Ces négociations visant à interdire les subventions facilitant la surpêche sont vieilles de 20 ans, mais la directrice de l’Organisation mondiale du commerce, Ngozi Okonjo-Iweala, qui a pris ses fonctions en mars, vise un accord lors de la prochaine réunion ministérielle de l’organisation, qui se déroule du 30 novembre au 3 décembre à Genève.
« Les yeux du monde sont vraiment tournés vers nous », a-t-elle déclaré lors d’une réunion à l’OMC, au cours de laquelle le président des négociations sur la pêche, l’ambassadeur colombien Santiago Wills, a présenté le nouveau projet de texte.
Dès mardi, ce texte sera discuté article par article par les membres de l’OMC, dans l’espoir d’aboutir à une version consolidée quelques jours avant la réunion ministérielle.
« Le temps presse et je pense que ce texte reflète une étape très importante vers un résultat final », a estimé Mme Okonjo-Iweala.
« Je vois vraiment un rééquilibrage significatif des dispositions, y compris celles relatives au traitement spécial et différencié, tout en maintenant, dans le même temps, le niveau d’ambition », a-t-elle affirmé.
Les négociations sur la surpêche à l’OMC visent à éliminer les subventions qui contribuent à la pêche illicite, non déclarée et non réglementée et à interdire certaines formes de subventions. Les modalités du traitement des pays en développement constituent la principale pierre d’achoppement des discussions.
– Exemptions pour certains pays –
Les pays développés jugent plutôt d’un bon oeil que les pays les plus pauvres puissent bénéficier de flexibilité, mais ils souhaitent que les pays en développement qui possèdent de véritables armadas de pêche, comme la Chine, ne jouissent d’aucun régime d’exception.
D’autant qu’à l’OMC, ce sont les pays qui s’autodéclarent « pays en développement ».
A cet égard, le projet de texte révisé « fait un grand pas dans la direction souhaitée » par les pays en développement et les plus pauvres en proposant un système d’exemptions, a affirmé M. Wills en conférence de presse.
Les pays les moins avancés (PMA) seraient, selon le projet de texte, exemptés de suivre les règles de l’OMC concernant les subventions contribuant à la surcapacité et à la surpêche, tout comme les activités de pêche artisanale dans la zone des 12 miles marins (de la côte).
Les pays en développement dont le volume de pêche ne dépasserait pas le seuil des 0,7% le seraient également. Quant aux pays en développement dépassant ce taux, ils pourraient bénéficier d’une période de transition.
M. Wills a par ailleurs expliqué aux journalistes avoir inclus dans le projet de texte révisé la proposition américaine sur le travail forcé.
Fin mai, les États-Unis ont en effet mis sur la table une proposition visant à diminuer le recours au travail forcé sur les navires de pêche, estimant que celui-ci « exacerbe la surpêche et l’épuisement des océans ».
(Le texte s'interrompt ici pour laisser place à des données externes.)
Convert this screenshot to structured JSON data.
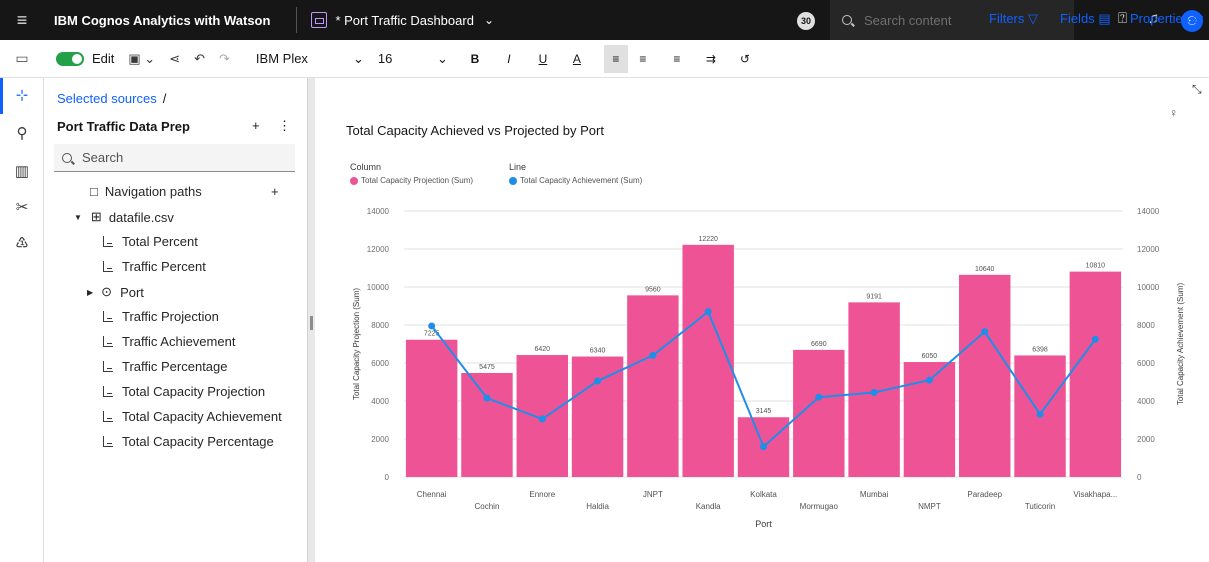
{
  "topbar": {
    "brand": "IBM Cognos Analytics with Watson",
    "dashboard_title": "* Port Traffic Dashboard",
    "notification_count": "30",
    "search_placeholder": "Search content"
  },
  "toolbar": {
    "edit_label": "Edit",
    "font": "IBM Plex",
    "font_size": "16",
    "bold": "B",
    "italic": "I",
    "underline": "U",
    "text_color": "A",
    "filters_label": "Filters",
    "fields_label": "Fields",
    "properties_label": "Properties"
  },
  "sidebar": {
    "breadcrumb": "Selected sources",
    "breadcrumb_sep": "/",
    "source_title": "Port Traffic Data Prep",
    "add_label": "+",
    "more_label": "⋮",
    "search_placeholder": "Search",
    "navigation_paths": "Navigation paths",
    "file_name": "datafile.csv",
    "fields": [
      "Total Percent",
      "Traffic Percent",
      "Port",
      "Traffic Projection",
      "Traffic Achievement",
      "Traffic Percentage",
      "Total Capacity Projection",
      "Total Capacity Achievement",
      "Total Capacity Percentage"
    ]
  },
  "colors": {
    "bar": "#ee5396",
    "line": "#1f8ee8",
    "accent": "#0f62fe"
  },
  "chart_data": {
    "type": "bar",
    "title": "Total Capacity Achieved vs Projected by Port",
    "legend": {
      "column_heading": "Column",
      "line_heading": "Line",
      "placement": "top-left"
    },
    "categories": [
      "Chennai",
      "Cochin",
      "Ennore",
      "Haldia",
      "JNPT",
      "Kandla",
      "Kolkata",
      "Mormugao",
      "Mumbai",
      "NMPT",
      "Paradeep",
      "Tuticorin",
      "Visakhapa..."
    ],
    "series": [
      {
        "name": "Total Capacity Projection (Sum)",
        "type": "bar",
        "axis": "left",
        "values": [
          7225,
          5475,
          6420,
          6340,
          9560,
          12220,
          3145,
          6690,
          9191,
          6050,
          10640,
          6398,
          10810
        ]
      },
      {
        "name": "Total Capacity Achievement (Sum)",
        "type": "line",
        "axis": "right",
        "values": [
          7950,
          4150,
          3050,
          5050,
          6400,
          8700,
          1600,
          4200,
          4450,
          5100,
          7650,
          3300,
          7250
        ]
      }
    ],
    "bar_labels": [
      "7225",
      "5475",
      "6420",
      "6340",
      "9560",
      "12220",
      "3145",
      "6690",
      "9191",
      "6050",
      "10640",
      "6398",
      "10810"
    ],
    "xlabel": "Port",
    "ylabel": "Total Capacity Projection (Sum)",
    "ylabel_right": "Total Capacity Achievement (Sum)",
    "ylim": [
      0,
      14000
    ],
    "yticks": [
      "0",
      "2000",
      "4000",
      "6000",
      "8000",
      "10000",
      "12000",
      "14000"
    ],
    "grid": true
  }
}
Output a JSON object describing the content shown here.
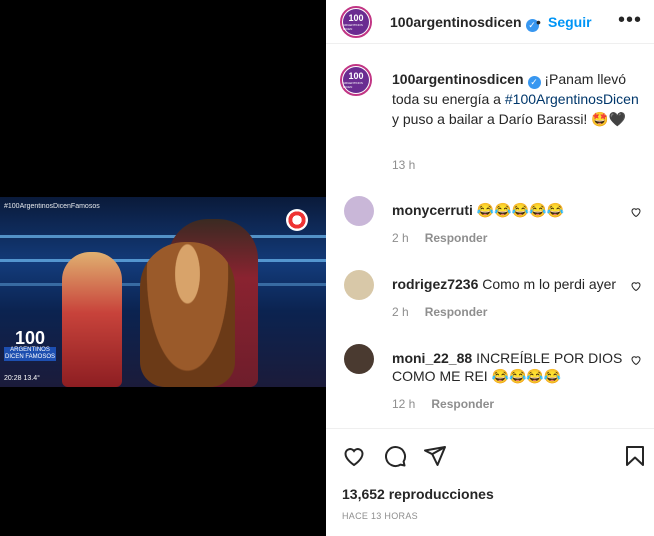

« La prévalence du travail forcé dans l’industrie de la pêche (…) fonctionne comme une subvention, comme une incitation à la surpêche, et donc, de notre point de vue, tout accord significatif sur les subventions à la pêche doit prendre en compte la composante humaine de cette industrie », avait déclaré à des journalistes la représentante américaine au Commerce Katherine Tai lors de son passage à la mi-octobre à Genève.
Mais cette proposition est loin de réjouir certains pays en développement qui estiment que la question du travail forcé doit rester du domaine de l’Organisation internationale du travail (OIT), dont la Convention sur le travail dans la pêche entrée en vigueur fin 2017 permet d’immobiliser des navires.